Em relação à qualidade interna da soja brasileira, a implicação chinesa, que importa cerca de 50 milhões de toneladas de soja do Brasil por ano – a demanda interna do país é de 100 milhões de toneladas –, não incomoda tanto os produtores. O grão brasileiro é um dos melhores do mundo em qualidade de óleo e proteína. Em proteína, estamos próximos dos 40%, sendo que a escala vai de 40% a 44% em enquadramentos da qualidade de 1 a 3, com média de 38% nas principais regiões produtoras.

Com relação ao óleo, o produto nacional já supera a exigência chinesa com percentual de 20% a 22% na escala de 1 a 3 de qualidade interna do grão.

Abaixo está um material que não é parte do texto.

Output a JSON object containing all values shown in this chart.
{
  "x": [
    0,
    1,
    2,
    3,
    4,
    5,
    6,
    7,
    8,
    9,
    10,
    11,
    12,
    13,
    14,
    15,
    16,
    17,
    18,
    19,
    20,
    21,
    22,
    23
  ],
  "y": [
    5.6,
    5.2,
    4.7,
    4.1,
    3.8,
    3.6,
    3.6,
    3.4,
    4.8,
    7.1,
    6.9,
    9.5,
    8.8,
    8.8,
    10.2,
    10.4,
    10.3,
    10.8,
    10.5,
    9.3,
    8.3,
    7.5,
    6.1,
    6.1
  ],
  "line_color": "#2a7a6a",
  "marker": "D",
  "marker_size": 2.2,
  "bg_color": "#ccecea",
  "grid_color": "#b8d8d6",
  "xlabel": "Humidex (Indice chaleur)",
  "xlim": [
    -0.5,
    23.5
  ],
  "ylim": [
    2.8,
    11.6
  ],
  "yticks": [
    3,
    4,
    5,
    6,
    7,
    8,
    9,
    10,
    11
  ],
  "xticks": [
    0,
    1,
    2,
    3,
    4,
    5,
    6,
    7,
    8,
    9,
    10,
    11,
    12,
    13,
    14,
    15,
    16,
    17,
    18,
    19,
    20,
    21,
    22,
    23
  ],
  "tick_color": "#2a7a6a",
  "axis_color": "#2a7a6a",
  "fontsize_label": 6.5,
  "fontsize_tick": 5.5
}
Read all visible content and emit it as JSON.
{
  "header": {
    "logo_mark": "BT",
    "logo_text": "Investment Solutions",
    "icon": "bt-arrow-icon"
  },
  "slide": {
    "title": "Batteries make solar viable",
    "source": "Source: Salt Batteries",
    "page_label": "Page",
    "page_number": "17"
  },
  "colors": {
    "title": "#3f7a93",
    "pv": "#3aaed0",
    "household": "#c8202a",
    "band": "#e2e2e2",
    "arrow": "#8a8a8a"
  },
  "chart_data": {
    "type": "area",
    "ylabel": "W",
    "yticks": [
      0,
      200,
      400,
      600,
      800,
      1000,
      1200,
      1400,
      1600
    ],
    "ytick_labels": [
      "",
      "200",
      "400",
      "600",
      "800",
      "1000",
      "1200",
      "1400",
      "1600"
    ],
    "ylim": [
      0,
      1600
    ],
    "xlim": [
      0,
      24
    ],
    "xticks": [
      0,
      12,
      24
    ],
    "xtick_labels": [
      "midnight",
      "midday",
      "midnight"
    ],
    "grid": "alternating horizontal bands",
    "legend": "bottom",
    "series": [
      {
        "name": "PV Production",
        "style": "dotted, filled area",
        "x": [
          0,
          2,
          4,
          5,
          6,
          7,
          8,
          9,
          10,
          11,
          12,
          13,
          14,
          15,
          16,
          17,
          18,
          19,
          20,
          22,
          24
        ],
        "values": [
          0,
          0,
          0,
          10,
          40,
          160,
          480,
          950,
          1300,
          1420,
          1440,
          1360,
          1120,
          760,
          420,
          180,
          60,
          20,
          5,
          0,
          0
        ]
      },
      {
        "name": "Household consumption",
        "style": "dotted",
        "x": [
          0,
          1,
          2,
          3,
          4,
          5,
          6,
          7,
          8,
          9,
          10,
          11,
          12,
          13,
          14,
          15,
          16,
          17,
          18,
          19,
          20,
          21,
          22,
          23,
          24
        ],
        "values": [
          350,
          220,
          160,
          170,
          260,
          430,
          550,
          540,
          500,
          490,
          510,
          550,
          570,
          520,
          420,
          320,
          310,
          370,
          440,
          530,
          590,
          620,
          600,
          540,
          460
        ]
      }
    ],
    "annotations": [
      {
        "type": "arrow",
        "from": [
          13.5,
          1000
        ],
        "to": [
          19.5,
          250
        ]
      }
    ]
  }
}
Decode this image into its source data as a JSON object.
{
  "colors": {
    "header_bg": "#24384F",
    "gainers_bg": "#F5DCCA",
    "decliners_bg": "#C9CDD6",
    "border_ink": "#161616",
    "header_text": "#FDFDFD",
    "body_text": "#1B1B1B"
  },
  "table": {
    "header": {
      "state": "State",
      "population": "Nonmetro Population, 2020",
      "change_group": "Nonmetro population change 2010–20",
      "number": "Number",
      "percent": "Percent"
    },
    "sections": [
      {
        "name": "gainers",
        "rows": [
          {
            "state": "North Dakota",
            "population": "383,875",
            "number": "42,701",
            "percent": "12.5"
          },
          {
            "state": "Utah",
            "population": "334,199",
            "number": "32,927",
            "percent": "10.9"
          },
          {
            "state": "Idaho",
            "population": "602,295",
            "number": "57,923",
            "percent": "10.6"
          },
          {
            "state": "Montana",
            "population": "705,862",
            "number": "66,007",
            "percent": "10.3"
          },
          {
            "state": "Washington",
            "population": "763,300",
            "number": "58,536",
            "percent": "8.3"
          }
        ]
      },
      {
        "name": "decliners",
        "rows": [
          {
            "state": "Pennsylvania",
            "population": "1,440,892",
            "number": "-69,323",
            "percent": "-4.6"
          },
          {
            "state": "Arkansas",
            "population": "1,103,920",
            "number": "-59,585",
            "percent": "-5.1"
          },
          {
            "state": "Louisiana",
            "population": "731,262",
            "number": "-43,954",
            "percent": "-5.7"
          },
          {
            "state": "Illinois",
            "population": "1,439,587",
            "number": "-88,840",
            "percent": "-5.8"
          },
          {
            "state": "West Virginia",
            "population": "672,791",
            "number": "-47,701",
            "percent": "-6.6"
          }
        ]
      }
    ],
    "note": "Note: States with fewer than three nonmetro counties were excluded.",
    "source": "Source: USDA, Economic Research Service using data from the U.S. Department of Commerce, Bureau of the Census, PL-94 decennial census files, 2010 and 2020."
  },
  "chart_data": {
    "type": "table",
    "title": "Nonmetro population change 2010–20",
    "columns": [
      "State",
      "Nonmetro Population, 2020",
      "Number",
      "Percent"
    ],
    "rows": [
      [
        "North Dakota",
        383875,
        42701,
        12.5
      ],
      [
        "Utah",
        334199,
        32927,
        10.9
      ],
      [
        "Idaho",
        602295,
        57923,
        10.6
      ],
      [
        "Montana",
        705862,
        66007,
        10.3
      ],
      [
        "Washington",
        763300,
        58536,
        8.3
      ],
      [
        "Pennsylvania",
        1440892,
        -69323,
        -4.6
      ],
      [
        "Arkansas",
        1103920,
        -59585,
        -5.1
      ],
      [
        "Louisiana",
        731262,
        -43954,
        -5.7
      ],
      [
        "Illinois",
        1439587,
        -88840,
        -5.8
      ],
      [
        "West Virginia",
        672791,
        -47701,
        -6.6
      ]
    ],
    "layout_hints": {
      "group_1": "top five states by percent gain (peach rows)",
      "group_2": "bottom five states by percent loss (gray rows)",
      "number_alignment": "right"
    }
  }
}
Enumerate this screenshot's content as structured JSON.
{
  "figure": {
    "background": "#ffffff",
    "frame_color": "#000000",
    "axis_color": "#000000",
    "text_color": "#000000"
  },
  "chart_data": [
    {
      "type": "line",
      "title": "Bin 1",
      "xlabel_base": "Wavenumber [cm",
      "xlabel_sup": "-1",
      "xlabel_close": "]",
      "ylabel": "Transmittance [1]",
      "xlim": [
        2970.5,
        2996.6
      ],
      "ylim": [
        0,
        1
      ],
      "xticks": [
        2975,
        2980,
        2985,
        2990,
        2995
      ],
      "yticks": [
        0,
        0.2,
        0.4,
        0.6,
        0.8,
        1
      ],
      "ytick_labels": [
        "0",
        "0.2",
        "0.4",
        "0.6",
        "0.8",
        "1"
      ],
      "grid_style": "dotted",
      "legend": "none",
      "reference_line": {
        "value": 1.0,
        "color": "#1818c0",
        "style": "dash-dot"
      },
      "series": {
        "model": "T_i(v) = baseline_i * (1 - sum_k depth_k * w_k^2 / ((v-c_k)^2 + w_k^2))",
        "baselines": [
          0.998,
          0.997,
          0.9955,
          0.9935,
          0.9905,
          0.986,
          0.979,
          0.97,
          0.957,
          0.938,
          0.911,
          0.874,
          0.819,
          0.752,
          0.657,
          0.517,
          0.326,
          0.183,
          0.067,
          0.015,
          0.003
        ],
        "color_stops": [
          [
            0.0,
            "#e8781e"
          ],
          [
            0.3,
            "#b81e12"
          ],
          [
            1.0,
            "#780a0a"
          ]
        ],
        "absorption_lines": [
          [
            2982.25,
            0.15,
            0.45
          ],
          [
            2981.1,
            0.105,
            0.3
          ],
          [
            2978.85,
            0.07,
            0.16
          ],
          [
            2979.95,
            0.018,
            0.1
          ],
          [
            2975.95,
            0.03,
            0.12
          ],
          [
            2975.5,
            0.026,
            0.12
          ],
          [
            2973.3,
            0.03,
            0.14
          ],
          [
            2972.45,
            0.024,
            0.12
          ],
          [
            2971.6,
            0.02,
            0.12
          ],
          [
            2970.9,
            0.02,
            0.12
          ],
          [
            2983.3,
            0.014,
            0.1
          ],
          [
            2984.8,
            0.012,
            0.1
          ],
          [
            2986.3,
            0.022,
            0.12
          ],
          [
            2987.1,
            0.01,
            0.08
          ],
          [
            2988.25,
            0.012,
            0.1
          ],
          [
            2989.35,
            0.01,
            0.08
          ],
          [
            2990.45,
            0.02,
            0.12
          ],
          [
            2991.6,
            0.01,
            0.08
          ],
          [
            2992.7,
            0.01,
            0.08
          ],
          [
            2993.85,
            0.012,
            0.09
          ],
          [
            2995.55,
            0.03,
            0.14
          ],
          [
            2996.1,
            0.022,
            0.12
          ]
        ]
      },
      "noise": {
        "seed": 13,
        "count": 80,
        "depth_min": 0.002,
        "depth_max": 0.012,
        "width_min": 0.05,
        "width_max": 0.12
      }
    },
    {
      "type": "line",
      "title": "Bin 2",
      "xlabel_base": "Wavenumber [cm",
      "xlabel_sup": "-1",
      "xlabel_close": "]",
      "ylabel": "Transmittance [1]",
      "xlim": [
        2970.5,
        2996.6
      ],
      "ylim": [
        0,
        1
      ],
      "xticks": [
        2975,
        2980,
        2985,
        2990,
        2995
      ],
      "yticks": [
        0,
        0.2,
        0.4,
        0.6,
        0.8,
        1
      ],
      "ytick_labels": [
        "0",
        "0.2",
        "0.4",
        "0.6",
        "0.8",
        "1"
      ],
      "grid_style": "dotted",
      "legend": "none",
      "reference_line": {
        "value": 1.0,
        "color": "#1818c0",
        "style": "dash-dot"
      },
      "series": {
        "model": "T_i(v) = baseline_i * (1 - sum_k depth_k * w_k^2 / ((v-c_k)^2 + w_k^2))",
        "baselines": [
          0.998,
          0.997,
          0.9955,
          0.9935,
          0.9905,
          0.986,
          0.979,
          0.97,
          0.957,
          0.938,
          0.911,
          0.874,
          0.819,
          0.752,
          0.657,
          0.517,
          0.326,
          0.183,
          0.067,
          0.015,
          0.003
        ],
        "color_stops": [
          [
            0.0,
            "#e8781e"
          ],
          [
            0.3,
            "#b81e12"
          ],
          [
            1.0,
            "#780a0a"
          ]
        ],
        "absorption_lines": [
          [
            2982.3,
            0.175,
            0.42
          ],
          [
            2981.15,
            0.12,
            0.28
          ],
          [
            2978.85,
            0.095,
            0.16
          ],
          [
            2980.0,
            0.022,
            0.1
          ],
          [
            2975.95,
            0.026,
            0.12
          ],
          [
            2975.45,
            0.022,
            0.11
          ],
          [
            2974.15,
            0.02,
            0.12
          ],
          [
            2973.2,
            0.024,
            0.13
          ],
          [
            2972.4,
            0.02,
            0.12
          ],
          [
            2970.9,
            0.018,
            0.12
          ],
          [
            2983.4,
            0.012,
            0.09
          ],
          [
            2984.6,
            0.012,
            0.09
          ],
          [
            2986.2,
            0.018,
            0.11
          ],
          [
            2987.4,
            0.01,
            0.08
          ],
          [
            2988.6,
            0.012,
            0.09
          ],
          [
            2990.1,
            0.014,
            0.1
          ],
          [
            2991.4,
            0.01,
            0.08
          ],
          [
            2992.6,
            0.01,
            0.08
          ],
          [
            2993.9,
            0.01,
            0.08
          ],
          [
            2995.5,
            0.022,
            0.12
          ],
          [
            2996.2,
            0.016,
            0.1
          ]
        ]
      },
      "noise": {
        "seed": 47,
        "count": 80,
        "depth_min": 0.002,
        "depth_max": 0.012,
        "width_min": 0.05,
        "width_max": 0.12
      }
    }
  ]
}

Comparando com a soja norte-americano, outro fornecedor importante da China, a oleaginosa brasileira é pelo menos 2% superior na equivalência por tonelada na avaliação qualitativa. Mas pecamos na integridade dos grãos, com avarias perceptíveis próximas de 30% em muitos casos – a tolerância é de 8%.

Apesar da exigência sobre a aparência do grão, extensiva a outros compradores, asiáticos ou não, não há relação entre a forma do grão e a qualidade do produto acabado, ou seja, a conversão da oleaginosa em ração, destino principal da soja brasileira no mercado chinês. Ainda assim, a avaria de grãos é preocupante, assim como as perdas que ocorrem “da porteira para fora”, um problema que impacta em toda a cadeia produtiva.

A cada safra estima-se em 1,6 milhão de toneladas as perdas contabilizadas no deslocamento do campo aos armazéns, com grãos perdidos em estradas mal conservadas e esteiras transportadoras abertas. Esse processo também provoca avarias nos grãos e o mercado, cada vez mais seletivo, vai exigindo dos produtos nível de cuidados extremo, sem a contrapartida da compensação.

Se o produtor entregar soja com menos umidade e mais integridade dos grãos, seria justo que fosse remunerado por isso.

Exigências da China impõem mais um ônus para o produtor de soja

Nelson Fernando Padovani é produtor na região Oeste do Paraná.